Denies claim: Michael Douglas has denied allegations by journalist (Photograph by Richard Shotwell/Invision/AP)

Hollywood star Michael Douglas has been accused of sexual harassment by a former employee.

Author and journalist Susan Braudy told The Hollywood Reporter that Mr Douglas’s alleged treatment left her feeling “humiliated”.

Ms Braudy’s claims came a little more than a week after Mr Douglas, who has close family and property links to Bermuda, issued a pre-emptive denial of the claims.

Mr Douglas, a frequent visitor to the island, and the son of Bermudian Diana Dill and Hollywood legend Kirk Douglas, has described the allegations against him as “a complete lie, fabrication, with no truth in it whatsoever”.

Ms Braudy worked for Mr Douglas’s company, Stonebridge Productions, in the late 1980s.
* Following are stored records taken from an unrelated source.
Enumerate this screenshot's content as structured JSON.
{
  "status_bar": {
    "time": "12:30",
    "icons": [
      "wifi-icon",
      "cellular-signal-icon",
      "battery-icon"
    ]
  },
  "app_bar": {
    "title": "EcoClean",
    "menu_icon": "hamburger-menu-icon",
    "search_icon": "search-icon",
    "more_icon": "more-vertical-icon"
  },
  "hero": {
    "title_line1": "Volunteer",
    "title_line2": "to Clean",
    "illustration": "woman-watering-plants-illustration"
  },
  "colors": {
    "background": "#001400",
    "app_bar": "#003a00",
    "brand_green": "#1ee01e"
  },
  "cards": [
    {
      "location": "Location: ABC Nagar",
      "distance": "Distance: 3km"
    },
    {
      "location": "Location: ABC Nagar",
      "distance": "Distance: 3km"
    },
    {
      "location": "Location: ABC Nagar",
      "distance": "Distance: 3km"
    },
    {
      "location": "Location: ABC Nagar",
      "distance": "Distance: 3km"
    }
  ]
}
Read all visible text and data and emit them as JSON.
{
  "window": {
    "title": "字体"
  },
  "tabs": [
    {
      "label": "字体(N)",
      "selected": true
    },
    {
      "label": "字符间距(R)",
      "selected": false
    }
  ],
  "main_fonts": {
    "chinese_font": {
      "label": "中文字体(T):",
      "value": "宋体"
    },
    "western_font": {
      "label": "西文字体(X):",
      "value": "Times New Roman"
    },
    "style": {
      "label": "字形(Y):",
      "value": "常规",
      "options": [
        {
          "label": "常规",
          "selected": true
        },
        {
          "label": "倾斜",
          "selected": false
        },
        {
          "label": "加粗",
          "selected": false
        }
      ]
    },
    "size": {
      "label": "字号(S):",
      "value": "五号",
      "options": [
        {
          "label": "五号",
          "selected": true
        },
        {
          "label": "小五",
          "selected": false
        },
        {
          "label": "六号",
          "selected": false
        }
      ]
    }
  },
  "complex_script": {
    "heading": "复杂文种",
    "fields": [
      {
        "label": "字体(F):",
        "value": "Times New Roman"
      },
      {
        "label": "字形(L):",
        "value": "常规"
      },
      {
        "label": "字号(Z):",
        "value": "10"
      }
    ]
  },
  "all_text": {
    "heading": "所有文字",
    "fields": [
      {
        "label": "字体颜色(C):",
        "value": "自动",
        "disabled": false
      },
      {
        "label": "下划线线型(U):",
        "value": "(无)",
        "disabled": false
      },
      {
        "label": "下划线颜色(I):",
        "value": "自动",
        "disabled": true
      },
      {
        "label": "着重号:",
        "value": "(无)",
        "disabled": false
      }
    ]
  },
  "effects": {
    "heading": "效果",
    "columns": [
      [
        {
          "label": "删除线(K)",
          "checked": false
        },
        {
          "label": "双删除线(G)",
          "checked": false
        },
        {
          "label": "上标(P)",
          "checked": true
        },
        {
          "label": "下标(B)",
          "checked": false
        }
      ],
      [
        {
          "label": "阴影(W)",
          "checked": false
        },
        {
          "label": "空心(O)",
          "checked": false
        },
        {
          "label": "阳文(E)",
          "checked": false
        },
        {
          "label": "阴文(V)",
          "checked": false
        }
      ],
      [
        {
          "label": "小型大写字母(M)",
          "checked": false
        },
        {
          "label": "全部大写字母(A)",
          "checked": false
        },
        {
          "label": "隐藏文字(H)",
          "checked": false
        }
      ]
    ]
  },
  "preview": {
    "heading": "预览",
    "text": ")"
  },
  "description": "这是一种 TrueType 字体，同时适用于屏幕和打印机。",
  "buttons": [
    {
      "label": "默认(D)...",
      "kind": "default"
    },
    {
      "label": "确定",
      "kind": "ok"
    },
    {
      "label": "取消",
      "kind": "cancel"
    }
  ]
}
She claimed he used sexual language in front of her, including discussing extramarital affairs, while she was running the firm’s New York office.

Ms Braudy alleged that Douglas commented on her body, which forced her to resort to wearing loose, dark clothing.

She also alleged he performed a sexual act in front of her during a one-on-one script meeting in his apartment in 1989, and that she rushed out feeling humiliated.

Ms Braudy said: “I realised he thought he could do anything he wanted because he was so much more powerful than I was.”

She added that she ran home and vowed never to be alone with him again.

Ms Braudy finished work with Stonebridge later that year.

Mr Douglas, who spoke to the US online entertainment magazine Deadline this month to deny the claims, said: “I pride myself on my reputation in this business, not to mention the long history of my father and everything else.

“I don’t have skeletons in my closet, or anyone else who’s coming out or saying this. I’m bewildered why, after 32 years, this is coming out now.”

He also claimed there is no evidence against him and that he feared that such accusations could set back the #MeToo movement that has grown in the wake of the Hollywood sexual harassment scandal.

Efforts to reach Mr Douglas by The Royal Gazette for further comment were unsuccessful.